Hyloxalus pulchellus
- Conservation status: Near Threatened (IUCN 3.1)

Scientific classification
- Kingdom: Animalia
- Phylum: Chordata
- Class: Amphibia
- Order: Anura
- Family: Dendrobatidae
- Genus: Hyloxalus
- Species: H. pulchellus
- Binomial name: Hyloxalus pulchellus (Jiménez de la Espada, 1875)
- Synonyms: Phyllodromus pulchellum Jiménez de la Espada, 1875 Colostethus pulchellum (Jiménez de la Espada, 1875) Colostethus tergogranularis Rivero, 1991 Colostethus taeniatus (Andersson, 1945)

= Hyloxalus pulchellus =

- Authority: (Jiménez de la Espada, 1875)
- Conservation status: NT
- Synonyms: Phyllodromus pulchellum Jiménez de la Espada, 1875, Colostethus pulchellum (Jiménez de la Espada, 1875), Colostethus tergogranularis Rivero, 1991, Colostethus taeniatus (Andersson, 1945)

Species of frog

Hyloxalus pulchellus is a species of frog in the family Dendrobatidae from the Andes of northern Ecuador and southern Colombia.

==Distribution==
Hyloxalus pulchellus is found in the inter-Andean páramos of northern Ecuador and adjacent southern Colombia (Nariño, Cauca, and Putumayo Departments) and on the eastern slopes of the Andes from southern Colombia south in Ecuador to the headwaters of the Pastaza River.

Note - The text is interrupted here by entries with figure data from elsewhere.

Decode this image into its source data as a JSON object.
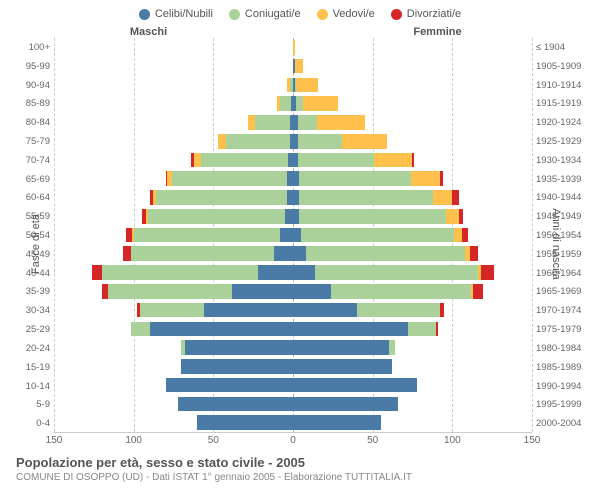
{
  "chart": {
    "type": "population-pyramid",
    "x_max": 150,
    "x_ticks": [
      150,
      100,
      50,
      0,
      50,
      100,
      150
    ],
    "background_color": "#ffffff",
    "grid_color": "#cccccc",
    "center_line_color": "#aaaaaa",
    "label_fontsize": 10,
    "legend": [
      {
        "label": "Celibi/Nubili",
        "color": "#4a7ba6"
      },
      {
        "label": "Coniugati/e",
        "color": "#abd19a"
      },
      {
        "label": "Vedovi/e",
        "color": "#ffc04c"
      },
      {
        "label": "Divorziati/e",
        "color": "#d62728"
      }
    ],
    "header_left": "Maschi",
    "header_right": "Femmine",
    "axis_left_title": "Fasce di età",
    "axis_right_title": "Anni di nascita",
    "age_groups": [
      "100+",
      "95-99",
      "90-94",
      "85-89",
      "80-84",
      "75-79",
      "70-74",
      "65-69",
      "60-64",
      "55-59",
      "50-54",
      "45-49",
      "40-44",
      "35-39",
      "30-34",
      "25-29",
      "20-24",
      "15-19",
      "10-14",
      "5-9",
      "0-4"
    ],
    "birth_years": [
      "≤ 1904",
      "1905-1909",
      "1910-1914",
      "1915-1919",
      "1920-1924",
      "1925-1929",
      "1930-1934",
      "1935-1939",
      "1940-1944",
      "1945-1949",
      "1950-1954",
      "1955-1959",
      "1960-1964",
      "1965-1969",
      "1970-1974",
      "1975-1979",
      "1980-1984",
      "1985-1989",
      "1990-1994",
      "1995-1999",
      "2000-2004"
    ],
    "male": [
      {
        "celibi": 0,
        "coniugati": 0,
        "vedovi": 0,
        "divorziati": 0
      },
      {
        "celibi": 0,
        "coniugati": 0,
        "vedovi": 0,
        "divorziati": 0
      },
      {
        "celibi": 0,
        "coniugati": 2,
        "vedovi": 2,
        "divorziati": 0
      },
      {
        "celibi": 1,
        "coniugati": 7,
        "vedovi": 2,
        "divorziati": 0
      },
      {
        "celibi": 2,
        "coniugati": 22,
        "vedovi": 4,
        "divorziati": 0
      },
      {
        "celibi": 2,
        "coniugati": 40,
        "vedovi": 5,
        "divorziati": 0
      },
      {
        "celibi": 3,
        "coniugati": 55,
        "vedovi": 4,
        "divorziati": 2
      },
      {
        "celibi": 4,
        "coniugati": 72,
        "vedovi": 3,
        "divorziati": 1
      },
      {
        "celibi": 4,
        "coniugati": 82,
        "vedovi": 2,
        "divorziati": 2
      },
      {
        "celibi": 5,
        "coniugati": 86,
        "vedovi": 1,
        "divorziati": 3
      },
      {
        "celibi": 8,
        "coniugati": 92,
        "vedovi": 1,
        "divorziati": 4
      },
      {
        "celibi": 12,
        "coniugati": 90,
        "vedovi": 0,
        "divorziati": 5
      },
      {
        "celibi": 22,
        "coniugati": 98,
        "vedovi": 0,
        "divorziati": 6
      },
      {
        "celibi": 38,
        "coniugati": 78,
        "vedovi": 0,
        "divorziati": 4
      },
      {
        "celibi": 56,
        "coniugati": 40,
        "vedovi": 0,
        "divorziati": 2
      },
      {
        "celibi": 90,
        "coniugati": 12,
        "vedovi": 0,
        "divorziati": 0
      },
      {
        "celibi": 68,
        "coniugati": 2,
        "vedovi": 0,
        "divorziati": 0
      },
      {
        "celibi": 70,
        "coniugati": 0,
        "vedovi": 0,
        "divorziati": 0
      },
      {
        "celibi": 80,
        "coniugati": 0,
        "vedovi": 0,
        "divorziati": 0
      },
      {
        "celibi": 72,
        "coniugati": 0,
        "vedovi": 0,
        "divorziati": 0
      },
      {
        "celibi": 60,
        "coniugati": 0,
        "vedovi": 0,
        "divorziati": 0
      }
    ],
    "female": [
      {
        "celibi": 0,
        "coniugati": 0,
        "vedovi": 1,
        "divorziati": 0
      },
      {
        "celibi": 1,
        "coniugati": 0,
        "vedovi": 5,
        "divorziati": 0
      },
      {
        "celibi": 1,
        "coniugati": 1,
        "vedovi": 14,
        "divorziati": 0
      },
      {
        "celibi": 2,
        "coniugati": 4,
        "vedovi": 22,
        "divorziati": 0
      },
      {
        "celibi": 3,
        "coniugati": 12,
        "vedovi": 30,
        "divorziati": 0
      },
      {
        "celibi": 3,
        "coniugati": 28,
        "vedovi": 28,
        "divorziati": 0
      },
      {
        "celibi": 3,
        "coniugati": 48,
        "vedovi": 24,
        "divorziati": 1
      },
      {
        "celibi": 4,
        "coniugati": 70,
        "vedovi": 18,
        "divorziati": 2
      },
      {
        "celibi": 4,
        "coniugati": 84,
        "vedovi": 12,
        "divorziati": 4
      },
      {
        "celibi": 4,
        "coniugati": 92,
        "vedovi": 8,
        "divorziati": 3
      },
      {
        "celibi": 5,
        "coniugati": 96,
        "vedovi": 5,
        "divorziati": 4
      },
      {
        "celibi": 8,
        "coniugati": 100,
        "vedovi": 3,
        "divorziati": 5
      },
      {
        "celibi": 14,
        "coniugati": 102,
        "vedovi": 2,
        "divorziati": 8
      },
      {
        "celibi": 24,
        "coniugati": 88,
        "vedovi": 1,
        "divorziati": 6
      },
      {
        "celibi": 40,
        "coniugati": 52,
        "vedovi": 0,
        "divorziati": 3
      },
      {
        "celibi": 72,
        "coniugati": 18,
        "vedovi": 0,
        "divorziati": 1
      },
      {
        "celibi": 60,
        "coniugati": 4,
        "vedovi": 0,
        "divorziati": 0
      },
      {
        "celibi": 62,
        "coniugati": 0,
        "vedovi": 0,
        "divorziati": 0
      },
      {
        "celibi": 78,
        "coniugati": 0,
        "vedovi": 0,
        "divorziati": 0
      },
      {
        "celibi": 66,
        "coniugati": 0,
        "vedovi": 0,
        "divorziati": 0
      },
      {
        "celibi": 55,
        "coniugati": 0,
        "vedovi": 0,
        "divorziati": 0
      }
    ]
  },
  "footer": {
    "title": "Popolazione per età, sesso e stato civile - 2005",
    "subtitle": "COMUNE DI OSOPPO (UD) - Dati ISTAT 1° gennaio 2005 - Elaborazione TUTTITALIA.IT"
  }
}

Its altitudinal range is 1590–2970 m asl; at the higher end of this range it is the only frog species of this kind.

The frog's range includes many protected parks: Parque Nacional Sumaco Napo-Galeras, Reserva Ecológica Antisana, Parque Nacional Llanganates, Reserva Ecológica Cayambe-Coca, Bosque Protector Sierra Azul, and more in Colombia.

==Description==
Males measure 17–22 mm and females 20–24 mm in snout–vent length. Dorsum is dark brown with diffuse greenish tint. It has an oblique lateral stripe extending to eye, cream with iridescent golden tint in colour and sometimes edged with brown or black.

==Behaviour==
Male frogs call in or from under grass. The call is a buzz emitted 72 times during 4 minutes.

==Habitat and conservation==
Its natural habitats are dry and humid montane forests. It is threatened by habitat loss, possibly also climate change and chytridiomycosis. It has disappeared from many sites in Ecuador but remains common in Colombia.

The IUCN classifies this frog as near threatened. It suffers from habitat loss associated with the construction of human habitation and roads, logging, and the introduction of non-native predatory fish. There was a large die-off of these frogs during the 1990s, but it is uncertain what caused it. Climate change and the fungal disease chytridiomycosis are the two main possibilities.